The building was given historic status in 2001, which the parish was against because it limited the building's use to a potential buyer. The East Ohio Street building has not been used by the parish since it consolidated with the parish in Millvale eight years ago.
In a news release issued by the Catholic Diocese of Pittsburgh, the Rev. Ronald Lengwin said the parish has spent $360,000 in maintenance and insurance costs for the abandoned building. He said attempts to sell it over the years repeatedly failed because buyers were unwilling "to assume liability for a failing structure and to comply with canonical regulations concerning the use of former church buildings."
In an effort to turn the building into a museum, the Preserve Croatian Heritage Foundation had raised $60,000 in 2008. The Northside Leadership Conference, working with the foundation, offered $1 for it.
But the diocese sought a hardship provision in the city's historic code that allows for demolition, stating the building was a financial drain and a dangerous structure.
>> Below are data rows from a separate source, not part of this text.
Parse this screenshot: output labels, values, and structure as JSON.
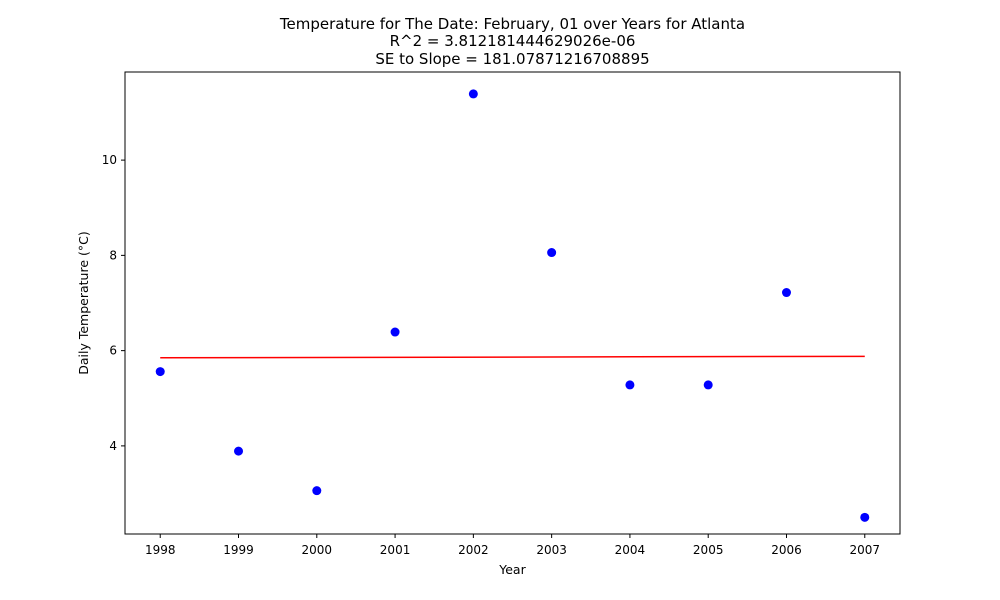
{
  "chart_data": {
    "type": "scatter",
    "title_lines": [
      "Temperature for The Date: February, 01 over Years for Atlanta",
      "R^2 = 3.812181444629026e-06",
      "SE to Slope = 181.07871216708895"
    ],
    "xlabel": "Year",
    "ylabel": "Daily Temperature (°C)",
    "xlim": [
      1997.55,
      2007.45
    ],
    "ylim": [
      2.15,
      11.85
    ],
    "x_ticks": [
      1998,
      1999,
      2000,
      2001,
      2002,
      2003,
      2004,
      2005,
      2006,
      2007
    ],
    "y_ticks": [
      4,
      6,
      8,
      10
    ],
    "grid": false,
    "series": [
      {
        "type": "scatter",
        "color": "#0000ff",
        "x": [
          1998,
          1999,
          2000,
          2001,
          2002,
          2003,
          2004,
          2005,
          2006,
          2007
        ],
        "y": [
          5.56,
          3.89,
          3.06,
          6.39,
          11.39,
          8.06,
          5.28,
          5.28,
          7.22,
          2.5
        ]
      },
      {
        "type": "line",
        "color": "#ff0000",
        "x": [
          1998,
          2007
        ],
        "y": [
          5.85,
          5.88
        ]
      }
    ]
  }
}
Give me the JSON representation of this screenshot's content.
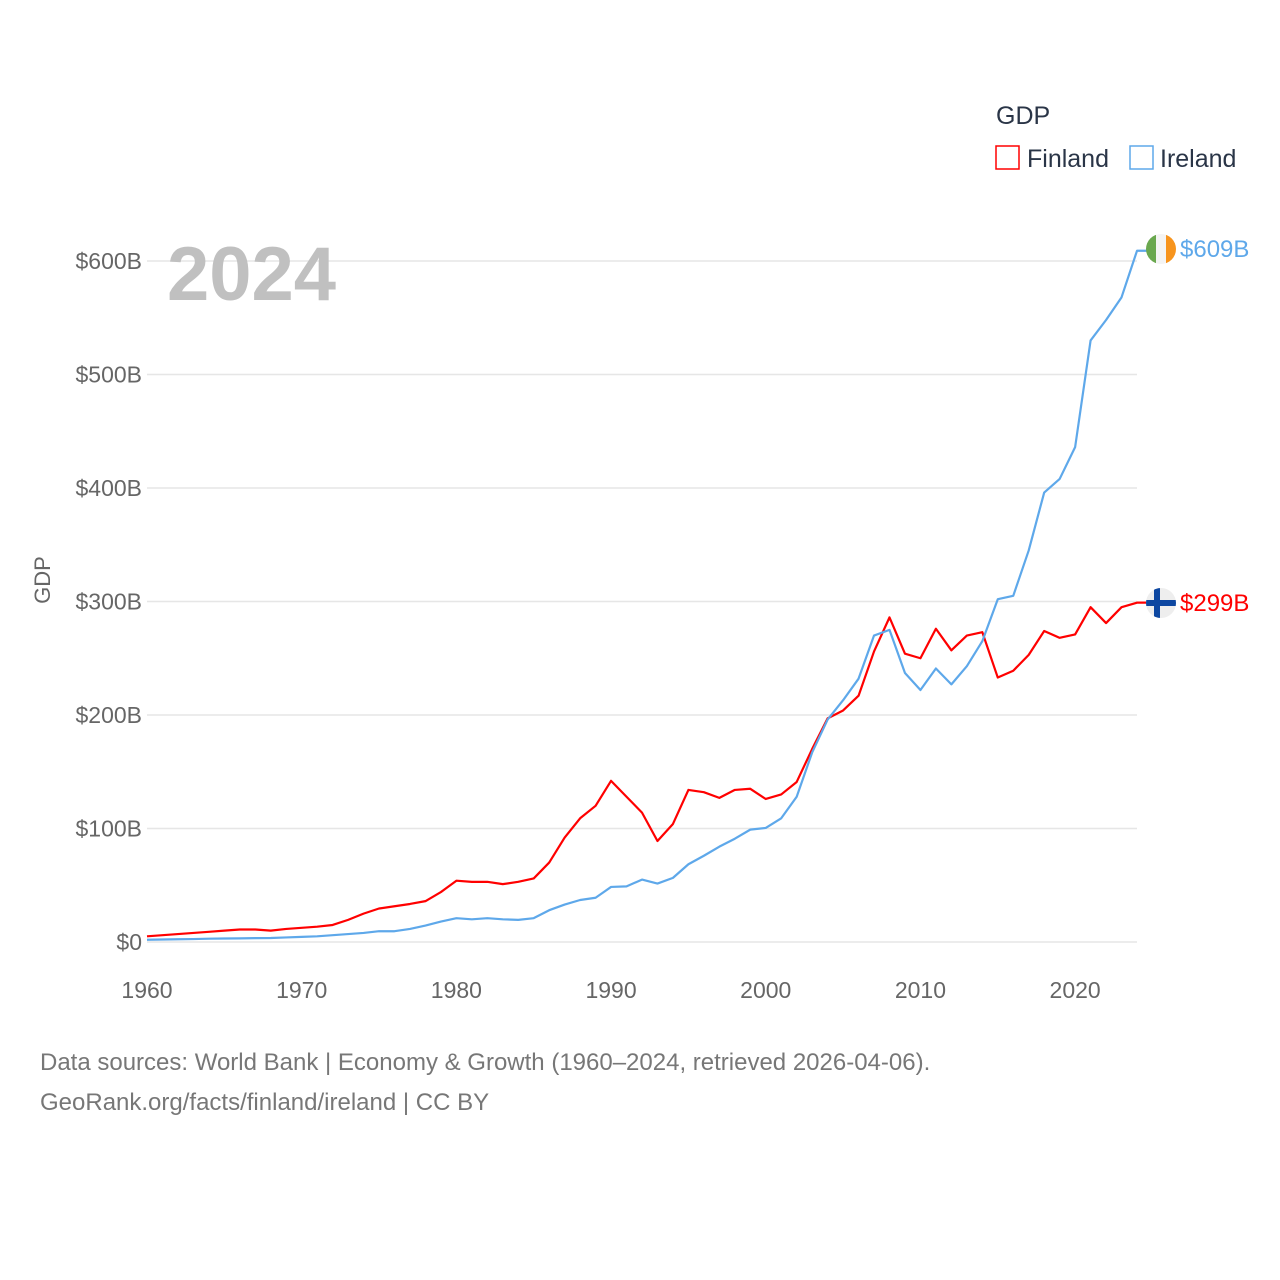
{
  "chart_data": {
    "type": "line",
    "title": "",
    "year_label": "2024",
    "legend_title": "GDP",
    "legend_position": "top-right",
    "xlabel": "",
    "ylabel": "GDP",
    "xlim": [
      1960,
      2024
    ],
    "ylim": [
      0,
      600
    ],
    "x_ticks": [
      1960,
      1970,
      1980,
      1990,
      2000,
      2010,
      2020
    ],
    "x_tick_labels": [
      "1960",
      "1970",
      "1980",
      "1990",
      "2000",
      "2010",
      "2020"
    ],
    "y_ticks": [
      0,
      100,
      200,
      300,
      400,
      500,
      600
    ],
    "y_tick_labels": [
      "$0",
      "$100B",
      "$200B",
      "$300B",
      "$400B",
      "$500B",
      "$600B"
    ],
    "grid": true,
    "units": "billion USD",
    "x": [
      1960,
      1961,
      1962,
      1963,
      1964,
      1965,
      1966,
      1967,
      1968,
      1969,
      1970,
      1971,
      1972,
      1973,
      1974,
      1975,
      1976,
      1977,
      1978,
      1979,
      1980,
      1981,
      1982,
      1983,
      1984,
      1985,
      1986,
      1987,
      1988,
      1989,
      1990,
      1991,
      1992,
      1993,
      1994,
      1995,
      1996,
      1997,
      1998,
      1999,
      2000,
      2001,
      2002,
      2003,
      2004,
      2005,
      2006,
      2007,
      2008,
      2009,
      2010,
      2011,
      2012,
      2013,
      2014,
      2015,
      2016,
      2017,
      2018,
      2019,
      2020,
      2021,
      2022,
      2023,
      2024
    ],
    "series": [
      {
        "name": "Finland",
        "color": "#ff0000",
        "end_label": "$299B",
        "flag": "finland",
        "values": [
          5,
          6,
          7,
          8,
          9,
          10,
          11,
          11,
          10,
          11.5,
          12.5,
          13.5,
          15,
          19.5,
          25,
          29.5,
          31.5,
          33.5,
          36,
          44,
          54,
          53,
          53,
          51,
          53,
          56,
          70,
          92,
          109,
          120,
          142,
          128,
          114,
          89,
          104,
          134,
          132,
          127,
          134,
          135,
          126,
          130,
          141,
          170,
          197,
          204,
          217,
          256,
          286,
          254,
          250,
          276,
          257,
          270,
          273,
          233,
          239,
          253,
          274,
          268,
          271,
          295,
          281,
          295,
          299
        ]
      },
      {
        "name": "Ireland",
        "color": "#5ea8ea",
        "end_label": "$609B",
        "flag": "ireland",
        "values": [
          2,
          2.2,
          2.4,
          2.6,
          2.9,
          3.1,
          3.2,
          3.4,
          3.5,
          4,
          4.5,
          5,
          6,
          7,
          8,
          9.5,
          9.5,
          11.5,
          14.5,
          18,
          21,
          20,
          21,
          20,
          19.5,
          21,
          28,
          33,
          37,
          39,
          48.5,
          49,
          55,
          51.5,
          56.5,
          68.5,
          76,
          84,
          91,
          99,
          100.5,
          109,
          128,
          167,
          196,
          213,
          232,
          270,
          275,
          237,
          222,
          241,
          227,
          243,
          265,
          302,
          305,
          345,
          396,
          408,
          436,
          530,
          548,
          568,
          609
        ]
      }
    ]
  },
  "footer": {
    "line1": "Data sources: World Bank | Economy & Growth (1960–2024, retrieved 2026-04-06).",
    "line2": "GeoRank.org/facts/finland/ireland | CC BY"
  }
}
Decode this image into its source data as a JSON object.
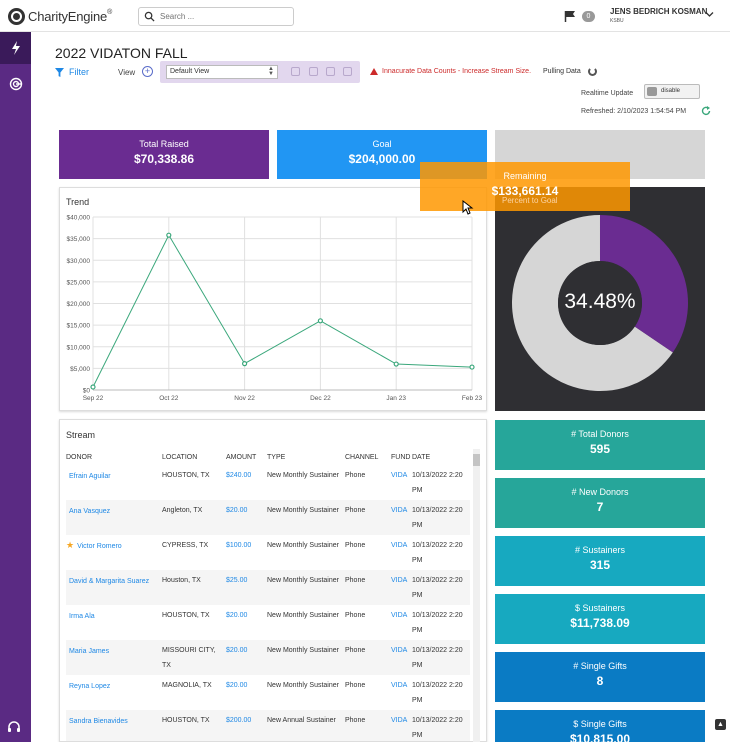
{
  "app": {
    "logo_text": "CharityEngine",
    "logo_mark": "®"
  },
  "header": {
    "search_placeholder": "Search ...",
    "notification_count": "0",
    "user_name": "JENS BEDRICH KOSMAN",
    "user_sub": "KSBU"
  },
  "page": {
    "title": "2022 VIDATON FALL",
    "filter_label": "Filter",
    "view_label": "View",
    "view_add": "+",
    "view_selected": "Default View",
    "warning": "Innacurate Data Counts - Increase Stream Size.",
    "pulling": "Pulling Data",
    "realtime_label": "Realtime Update",
    "realtime_toggle": "disable",
    "refreshed": "Refreshed: 2/10/2023 1:54:54 PM"
  },
  "stats": {
    "raised_label": "Total Raised",
    "raised_value": "$70,338.86",
    "goal_label": "Goal",
    "goal_value": "$204,000.00",
    "remaining_label": "Remaining",
    "remaining_value": "$133,661.14",
    "remaining_sub": "Percent to Goal"
  },
  "trend": {
    "title": "Trend"
  },
  "chart_data": {
    "type": "line",
    "title": "Trend",
    "categories": [
      "Sep 22",
      "Oct 22",
      "Nov 22",
      "Dec 22",
      "Jan 23",
      "Feb 23"
    ],
    "y_ticks": [
      "$0",
      "$5,000",
      "$10,000",
      "$15,000",
      "$20,000",
      "$25,000",
      "$30,000",
      "$35,000",
      "$40,000"
    ],
    "ylim": [
      0,
      40000
    ],
    "series": [
      {
        "values": [
          700,
          35800,
          6100,
          16000,
          6000,
          5300
        ]
      }
    ],
    "line_color": "#3aa77b",
    "grid": true
  },
  "donut": {
    "percent_text": "34.48%",
    "percent": 34.48,
    "fill_color": "#6a2c91",
    "rest_color": "#d6d6d6"
  },
  "stream": {
    "title": "Stream",
    "columns": [
      "DONOR",
      "LOCATION",
      "AMOUNT",
      "TYPE",
      "CHANNEL",
      "FUND",
      "DATE"
    ],
    "rows": [
      {
        "donor": "Efrain Aguilar",
        "location": "HOUSTON, TX",
        "amount": "$240.00",
        "type": "New Monthly Sustainer",
        "channel": "Phone",
        "fund": "VIDA",
        "date": "10/13/2022 2:20 PM",
        "star": ""
      },
      {
        "donor": "Ana Vasquez",
        "location": "Angleton, TX",
        "amount": "$20.00",
        "type": "New Monthly Sustainer",
        "channel": "Phone",
        "fund": "VIDA",
        "date": "10/13/2022 2:20 PM",
        "star": ""
      },
      {
        "donor": "Victor Romero",
        "location": "CYPRESS, TX",
        "amount": "$100.00",
        "type": "New Monthly Sustainer",
        "channel": "Phone",
        "fund": "VIDA",
        "date": "10/13/2022 2:20 PM",
        "star": "★"
      },
      {
        "donor": "David & Margarita Suarez",
        "location": "Houston, TX",
        "amount": "$25.00",
        "type": "New Monthly Sustainer",
        "channel": "Phone",
        "fund": "VIDA",
        "date": "10/13/2022 2:20 PM",
        "star": ""
      },
      {
        "donor": "Irma Ala",
        "location": "HOUSTON, TX",
        "amount": "$20.00",
        "type": "New Monthly Sustainer",
        "channel": "Phone",
        "fund": "VIDA",
        "date": "10/13/2022 2:20 PM",
        "star": ""
      },
      {
        "donor": "Maria James",
        "location": "MISSOURI CITY, TX",
        "amount": "$20.00",
        "type": "New Monthly Sustainer",
        "channel": "Phone",
        "fund": "VIDA",
        "date": "10/13/2022 2:20 PM",
        "star": ""
      },
      {
        "donor": "Reyna Lopez",
        "location": "MAGNOLIA, TX",
        "amount": "$20.00",
        "type": "New Monthly Sustainer",
        "channel": "Phone",
        "fund": "VIDA",
        "date": "10/13/2022 2:20 PM",
        "star": ""
      },
      {
        "donor": "Sandra Bienavides",
        "location": "HOUSTON, TX",
        "amount": "$200.00",
        "type": "New Annual Sustainer",
        "channel": "Phone",
        "fund": "VIDA",
        "date": "10/13/2022 2:20 PM",
        "star": ""
      }
    ]
  },
  "metrics": [
    {
      "label": "# Total Donors",
      "value": "595",
      "color": "#26a69a"
    },
    {
      "label": "# New Donors",
      "value": "7",
      "color": "#26a69a"
    },
    {
      "label": "# Sustainers",
      "value": "315",
      "color": "#17a9c0"
    },
    {
      "label": "$ Sustainers",
      "value": "$11,738.09",
      "color": "#17a9c0"
    },
    {
      "label": "# Single Gifts",
      "value": "8",
      "color": "#0a7bc4"
    },
    {
      "label": "$ Single Gifts",
      "value": "$10,815.00",
      "color": "#0a7bc4"
    }
  ]
}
The Historic Review Commission denied the request, in part considering they had an offer that would relieve them of further expense, but the parish won in Common Pleas Court last summer.
Judge Robert Colville ruled $1 was not a reasonable return. He cited previous case law in describing the church's historic designation in 2001 as, in effect, "a taking" that left the church hobbled by historic code demands.
The city dropped its appeal in October and demolition plans began. Stained glass windows were removed in October and the asbestos removal began shortly afterward.
Father Lengwin said the parish declined an offer to purchase the property after the asbestos abatement and execution of a demolition contract "in the interest of the safety and welfare of the community and the stability of the parish."